AN UNWELCOME SURPRISE
The week before our holiday, we started to do daily testing as we had to be covid-free within 48 hours of travelling on the ferry. Plus, we had included a short trip to stay with our family friend for a couple of days before sailing on the Sunday.
We tested Thursday morning and drove to Portsmouth, both negative. By the time we had arrived in Portsmouth, Kevin felt poorly with fever, aches, coughing and sneezing, so he went to bed.
On Friday morning, we tested again and he was positive. I tested positive by the Sunday, so our trip had to be cancelled.
Can you imagine, after all that time in preparation?! My friend suggested we stay a few days until we felt better as it was too far for me to drive initially, even though I was still negative. So, we stayed and rested as we were both pretty poorly.
CANCELLING OUR PLANS
The morning Kevin was positive, I started the process of cancelling the trip.
I called the ferry company first, which was a good idea because if I’d have cancelled online, we’d have lost our money.
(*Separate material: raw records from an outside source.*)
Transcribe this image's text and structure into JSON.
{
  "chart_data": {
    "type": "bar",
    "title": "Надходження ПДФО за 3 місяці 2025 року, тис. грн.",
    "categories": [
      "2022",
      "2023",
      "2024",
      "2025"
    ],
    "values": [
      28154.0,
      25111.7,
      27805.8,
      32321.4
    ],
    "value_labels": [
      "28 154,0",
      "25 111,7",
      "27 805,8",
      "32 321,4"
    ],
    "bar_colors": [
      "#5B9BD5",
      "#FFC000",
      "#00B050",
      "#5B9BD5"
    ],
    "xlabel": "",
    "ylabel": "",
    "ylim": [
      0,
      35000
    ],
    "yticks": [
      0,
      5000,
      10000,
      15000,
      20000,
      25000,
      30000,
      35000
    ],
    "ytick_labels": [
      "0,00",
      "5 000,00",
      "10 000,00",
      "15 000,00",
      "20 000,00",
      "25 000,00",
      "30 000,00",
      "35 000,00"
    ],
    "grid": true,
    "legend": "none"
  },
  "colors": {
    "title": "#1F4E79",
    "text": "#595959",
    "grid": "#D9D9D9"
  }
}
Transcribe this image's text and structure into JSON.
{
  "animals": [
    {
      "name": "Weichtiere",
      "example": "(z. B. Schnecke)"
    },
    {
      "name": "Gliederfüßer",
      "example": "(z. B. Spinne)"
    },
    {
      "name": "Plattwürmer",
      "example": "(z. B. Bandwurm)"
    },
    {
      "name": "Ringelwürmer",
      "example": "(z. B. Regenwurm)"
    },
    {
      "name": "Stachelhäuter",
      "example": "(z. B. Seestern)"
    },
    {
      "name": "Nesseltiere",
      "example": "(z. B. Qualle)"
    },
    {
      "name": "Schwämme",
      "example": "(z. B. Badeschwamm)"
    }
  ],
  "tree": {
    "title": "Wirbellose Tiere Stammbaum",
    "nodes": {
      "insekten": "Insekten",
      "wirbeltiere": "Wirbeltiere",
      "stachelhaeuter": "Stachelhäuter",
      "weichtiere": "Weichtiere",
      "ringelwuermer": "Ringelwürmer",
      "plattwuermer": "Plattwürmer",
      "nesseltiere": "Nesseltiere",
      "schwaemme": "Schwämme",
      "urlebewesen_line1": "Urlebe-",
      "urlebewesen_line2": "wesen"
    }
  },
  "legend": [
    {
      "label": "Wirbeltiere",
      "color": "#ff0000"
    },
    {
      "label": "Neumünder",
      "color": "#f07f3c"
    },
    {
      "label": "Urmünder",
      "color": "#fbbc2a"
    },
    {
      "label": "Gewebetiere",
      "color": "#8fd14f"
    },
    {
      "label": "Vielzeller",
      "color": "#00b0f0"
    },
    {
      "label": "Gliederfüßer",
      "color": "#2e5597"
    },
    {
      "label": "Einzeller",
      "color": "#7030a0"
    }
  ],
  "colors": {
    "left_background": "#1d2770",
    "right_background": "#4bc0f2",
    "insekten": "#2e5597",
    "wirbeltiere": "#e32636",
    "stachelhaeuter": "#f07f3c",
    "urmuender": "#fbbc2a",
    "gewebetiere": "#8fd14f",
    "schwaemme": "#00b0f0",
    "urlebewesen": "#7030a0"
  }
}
Instead, the rep I spoke to arranged a new date in the future which we can change to suit, and we didn’t lose the booking. So, it’s a good tip to call and wait in a queue as it’s worth it.
I went online for the B&Bs and was able to cancel with a full refund as it was more than 24 hours before we were due to stay. If we hadn’t have chosen these methods, we could have used the travel insurance, who wanted proof of positive PCR tests, which we did locally for free. But we didn’t need them as our companies had reimbursed us, so all was good.
When we felt well enough, a few days later, we travelled home without stopping as we were still positive and remained so for ten days each. It was difficult driving all the way up to Manchester with no stops, but luckily we timed it well and got home safe.
WHAT WE’VE LEARNED
I wanted to share our experience with you all with PH as we won’t hesitate to try to travel abroad again soon. We’ve looked at our lives and ages, and our breaks matter to us when we can afford them.
My insurance covered all eventualities of covid, whether home or away, so there was reassurance at all times that we were okay. As I had prepared and checked everything the whole experience has been positive for us.
If you’re considering travelling, please check all aspects of your trip and don’t take risks or shortcuts as it can be costly. Kevin and I have only lost our holiday time, but no money, and we will attempt it again as we have peace of mind with planning.
I do hope you enjoyed reading about our experience. Good luck and happy holidays!”